Showing posts with label choices. Show all posts
Showing posts with label choices. Show all posts

Friday, May 6, 2011

Pet Peeves

I have a ton of pet peeves. Truly, I do! For example, clothes left in dressing rooms, carts abandoned in parking spaces and cars that are apparently made without turn signals. My initial reaction upon seeing any of the above is immediate disappointment, frustration and annoyance. “Why are people so lazy,” I say. Then I stop, take a deep breath and re-examine my thinking. Sure, we all have moments when we're having an awful day and just don't feel like taking the effort to wheel a shopping cart 5 spaces back to its covered home.

Who am I to judge the reasons behind someone else's choices? Perhaps that person woke up to bad news, recently suffered a great loss or is overwhelmed with stress. My frustration, as true as it may be at the time, doesn't do anyone any good. Most of all me! So, the next time I answer the phone and a customer's unhappy, displeased and aggravated tone of voice greets me it's up to me to decide how I react. Do I counter their malcontent with my own? Or do I take a moment and realize there could be more going on in that person's life then I know?

How often do we say “Don't take it personally” then turn around and do just that? That annoyed customer may deflect her issues onto me because I'm the one who answered the phone but if I allow her actions to define mine then I'm only perpetrating further malcontent. I can't control anyone's actions but my own.

Those of you reading this will hopefully consider who really feels the effects when you become enraged because someone cuts you off, drives too slow or stops at a yellow light. You may honk your horn at me, that's your choice. But it's also mine to shake my head and continue on my way without letting your actions define mine.

All the best,
Kelly

Sunday, April 24, 2011

Lightening my life

I've been thinking a lot about happiness. About what that truly means. How do I define joy and happiness in my life? There's this nagging disagreement within me that takes exception to the idea that one must endure grief, overcome difficulties and suffer pain in order to truly value life in all its glory.


And life is glorious indeed. At least, it should be. In my humble opinion. Why is it necessary to be miserable, grumpy and depressed in order to come out the other side a much thankful and joyous individual?


Have the difficulties I struggled with over the course of my life so far made me capable of reflecting upon these very issues? Or have I always had the capacity to do so? There's no way of knowing; of going back in time and predicting what my life would come to be. But I do know each choice in my life was a contributing factor to my own happiness level. I spent many years absorbed in misery, depression and malcontent. I desired so much for my life but didn't see a way to grab hold of it. To pursue my dreams of a fulfilling career, marriage based in respect and love, and a strong foundation of friends.


I kept wishing, wishing, wishing for more. For life to bestow something upon me. Instead of changing my mindset to recognize all that I already had. I chose the unhappiness because it was easier in many ways. Succumbing to the deep black hole of sadness that lived within my stomach was something I became accustomed to. I understood it. I embraced it. I kept it safe. I wrapped myself up in a cocoon, put on my headphones and sought help from a higher source. All the time whining about why my life was so hard. Why couldn't I get passed the misery, disappointment and cyclical ups and downs of life in order to be truly at peace and happy?

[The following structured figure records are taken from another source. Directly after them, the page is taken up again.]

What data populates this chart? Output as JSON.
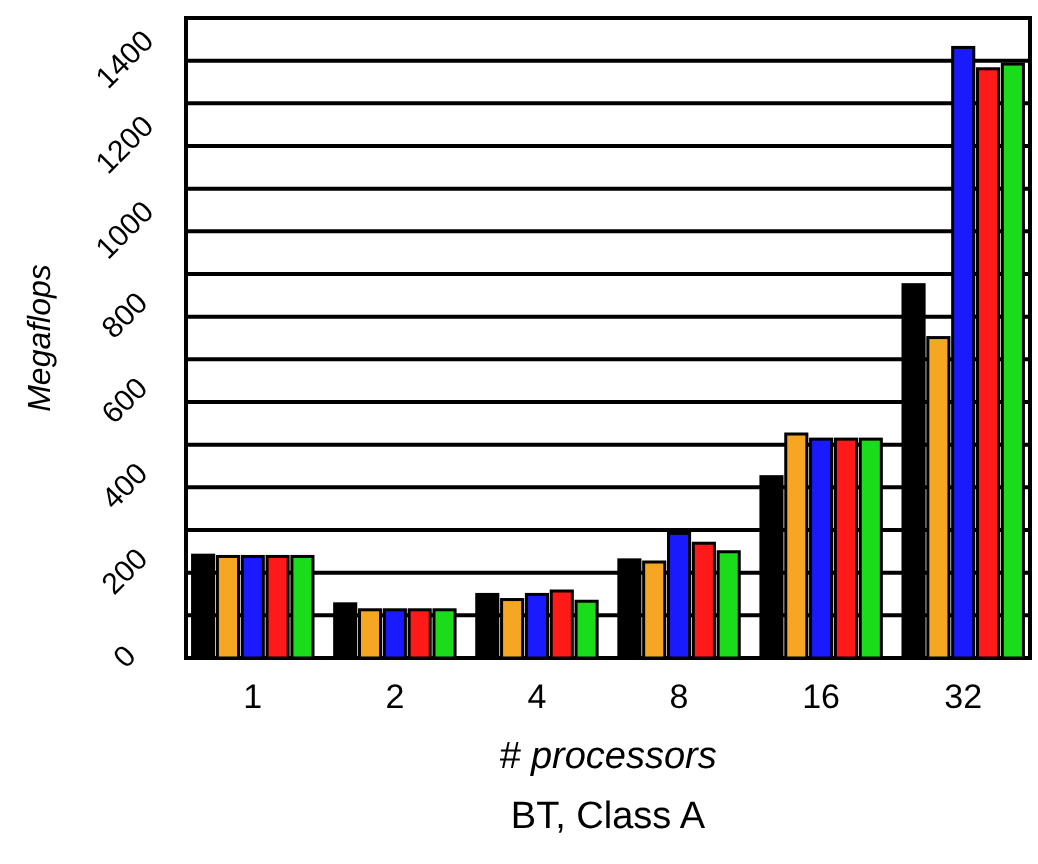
{
  "chart_data": {
    "type": "bar",
    "title": "BT, Class A",
    "xlabel": "# processors",
    "ylabel": "Megaflops",
    "categories": [
      "1",
      "2",
      "4",
      "8",
      "16",
      "32"
    ],
    "series": [
      {
        "color": "#000000",
        "values": [
          241,
          127,
          149,
          230,
          425,
          875
        ]
      },
      {
        "color": "#f5a623",
        "values": [
          238,
          113,
          137,
          225,
          525,
          751
        ]
      },
      {
        "color": "#1a1aff",
        "values": [
          238,
          113,
          149,
          292,
          513,
          1431
        ]
      },
      {
        "color": "#ff1a1a",
        "values": [
          238,
          113,
          157,
          269,
          513,
          1381
        ]
      },
      {
        "color": "#1adc1a",
        "values": [
          238,
          113,
          133,
          249,
          513,
          1392
        ]
      }
    ],
    "ylim": [
      0,
      1500
    ],
    "yticks": [
      0,
      {
        "value": 100,
        "label": null
      },
      200,
      {
        "value": 300,
        "label": null
      },
      400,
      {
        "value": 500,
        "label": null
      },
      600,
      {
        "value": 700,
        "label": null
      },
      800,
      {
        "value": 900,
        "label": null
      },
      1000,
      {
        "value": 1100,
        "label": null
      },
      1200,
      {
        "value": 1300,
        "label": null
      },
      1400
    ],
    "grid": "y"
  }
}
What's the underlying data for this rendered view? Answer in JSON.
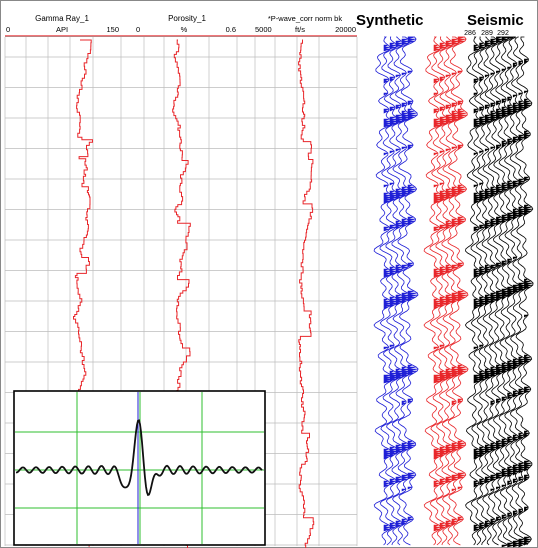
{
  "tracks": [
    {
      "name": "Gamma Ray_1",
      "unit": "API",
      "min": "0",
      "max": "150"
    },
    {
      "name": "Porosity_1",
      "unit": "%",
      "min": "0",
      "max": "0.6"
    },
    {
      "name": "*P-wave_corr norm bk",
      "unit": "ft/s",
      "min": "5000",
      "max": "20000"
    }
  ],
  "panels": {
    "synthetic_title": "Synthetic",
    "seismic_title": "Seismic",
    "seismic_traces": [
      "286",
      "289",
      "292"
    ]
  },
  "colors": {
    "log_curve": "#e8262a",
    "grid": "#bdbdbd",
    "synthetic_blue": "#1f1fd6",
    "synthetic_red": "#e8262a",
    "seismic": "#000000",
    "wavelet_grid": "#2fbf2f",
    "wavelet_axis": "#1f1fd6"
  }
}
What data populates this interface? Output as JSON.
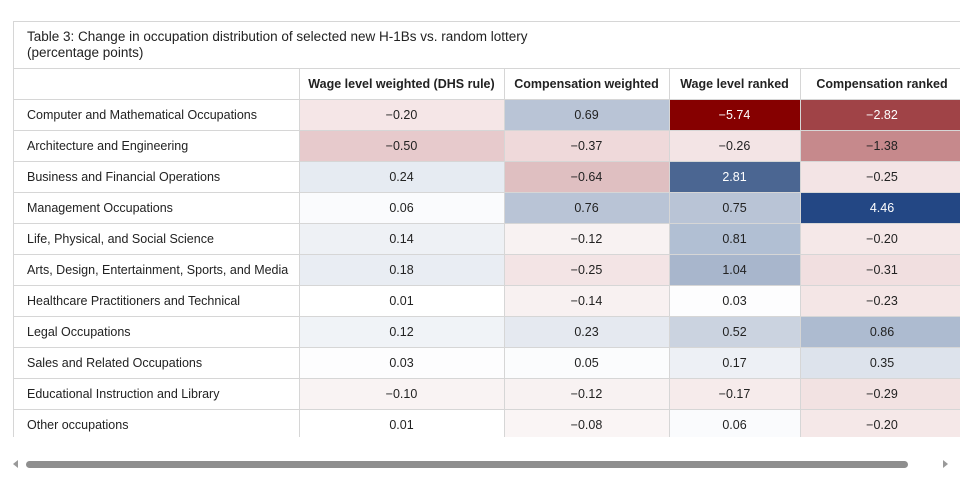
{
  "table": {
    "caption_line1": "Table 3: Change in occupation distribution of selected new H-1Bs vs. random lottery",
    "caption_line2": "(percentage points)",
    "columns": [
      "",
      "Wage level weighted (DHS rule)",
      "Compensation weighted",
      "Wage level ranked",
      "Compensation ranked"
    ],
    "rows": [
      {
        "label": "Computer and Mathematical Occupations",
        "values": [
          "−0.20",
          "0.69",
          "−5.74",
          "−2.82"
        ],
        "colors": [
          "#f5e6e7",
          "#b9c4d6",
          "#860000",
          "#a04347"
        ]
      },
      {
        "label": "Architecture and Engineering",
        "values": [
          "−0.50",
          "−0.37",
          "−0.26",
          "−1.38"
        ],
        "colors": [
          "#e7cacc",
          "#efd9da",
          "#f3e4e5",
          "#c6898c"
        ]
      },
      {
        "label": "Business and Financial Operations",
        "values": [
          "0.24",
          "−0.64",
          "2.81",
          "−0.25"
        ],
        "colors": [
          "#e6ebf2",
          "#dfbfc1",
          "#4b6692",
          "#f3e4e5"
        ]
      },
      {
        "label": "Management Occupations",
        "values": [
          "0.06",
          "0.76",
          "0.75",
          "4.46"
        ],
        "colors": [
          "#fafbfd",
          "#b9c4d6",
          "#b9c4d6",
          "#234784"
        ]
      },
      {
        "label": "Life, Physical, and Social Science",
        "values": [
          "0.14",
          "−0.12",
          "0.81",
          "−0.20"
        ],
        "colors": [
          "#eef1f5",
          "#f8f2f2",
          "#b1bfd3",
          "#f5e8e8"
        ]
      },
      {
        "label": "Arts, Design, Entertainment, Sports, and Media",
        "values": [
          "0.18",
          "−0.25",
          "1.04",
          "−0.31"
        ],
        "colors": [
          "#e9edf3",
          "#f3e4e5",
          "#a8b6cc",
          "#f1dfe0"
        ]
      },
      {
        "label": "Healthcare Practitioners and Technical",
        "values": [
          "0.01",
          "−0.14",
          "0.03",
          "−0.23"
        ],
        "colors": [
          "#ffffff",
          "#f8f1f1",
          "#fdfdfe",
          "#f4e6e6"
        ]
      },
      {
        "label": "Legal Occupations",
        "values": [
          "0.12",
          "0.23",
          "0.52",
          "0.86"
        ],
        "colors": [
          "#f0f3f7",
          "#e5e9f0",
          "#cbd3e0",
          "#adbbd0"
        ]
      },
      {
        "label": "Sales and Related Occupations",
        "values": [
          "0.03",
          "0.05",
          "0.17",
          "0.35"
        ],
        "colors": [
          "#fdfdfe",
          "#fbfcfd",
          "#edf0f5",
          "#dde3ec"
        ]
      },
      {
        "label": "Educational Instruction and Library",
        "values": [
          "−0.10",
          "−0.12",
          "−0.17",
          "−0.29"
        ],
        "colors": [
          "#f9f3f3",
          "#f8f2f2",
          "#f6ebeb",
          "#f2e2e2"
        ]
      },
      {
        "label": "Other occupations",
        "values": [
          "0.01",
          "−0.08",
          "0.06",
          "−0.20"
        ],
        "colors": [
          "#ffffff",
          "#faf5f5",
          "#fafbfd",
          "#f5e8e8"
        ]
      }
    ]
  },
  "dark_text_color": "#222222",
  "light_text_color": "#ffffff"
}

It took an unlikely situation of irrational fear for me to realize that I had a choice. A few years ago, after spending a year living on my own in a converted apartment I became afraid of turning on a light. No really. I did! After a minor electrical issue I was more comfortable keeping the lights turned off in my apartment. I was terrified of turning on the switch in the event that it would spark a fire. And so, I would stay out until it was time to go to bed, keep the lights off and curl up in my warm, comfy bed.

Needless to say, my unexplainable, frustrating, worrisome fear of electricity led to a family intervention of sorts. An in-depth discussion with my father, a reinforcing girl chat with my mother and sister, and a need to write out my frustrations were the catalysts to my realization that I was afraid of sparking the light in my own life. Afraid of actually achieving my dreams.


I could decide to live in regret, resentment and disappointment or treasure each moment. As I lay in my parent's bed staring at the ceiling my mother came in and simply said, "I'm really getting worried about you. This isn't right. You're lying here alone instead of sitting with your 3 year-old nephew and playing "Lite-Brights". Parden the pun, but a light bulb went off at that moment. I realized that my precious toddler age godson was living a life full of laughter, happiness and unconditional love while I sank deeper into my own self-inflicted depression.


Each day since I've made it a constant goal to be more aware of my life and how I perceive it. The world around me is a little brighter all because I make the choice to turn on the light!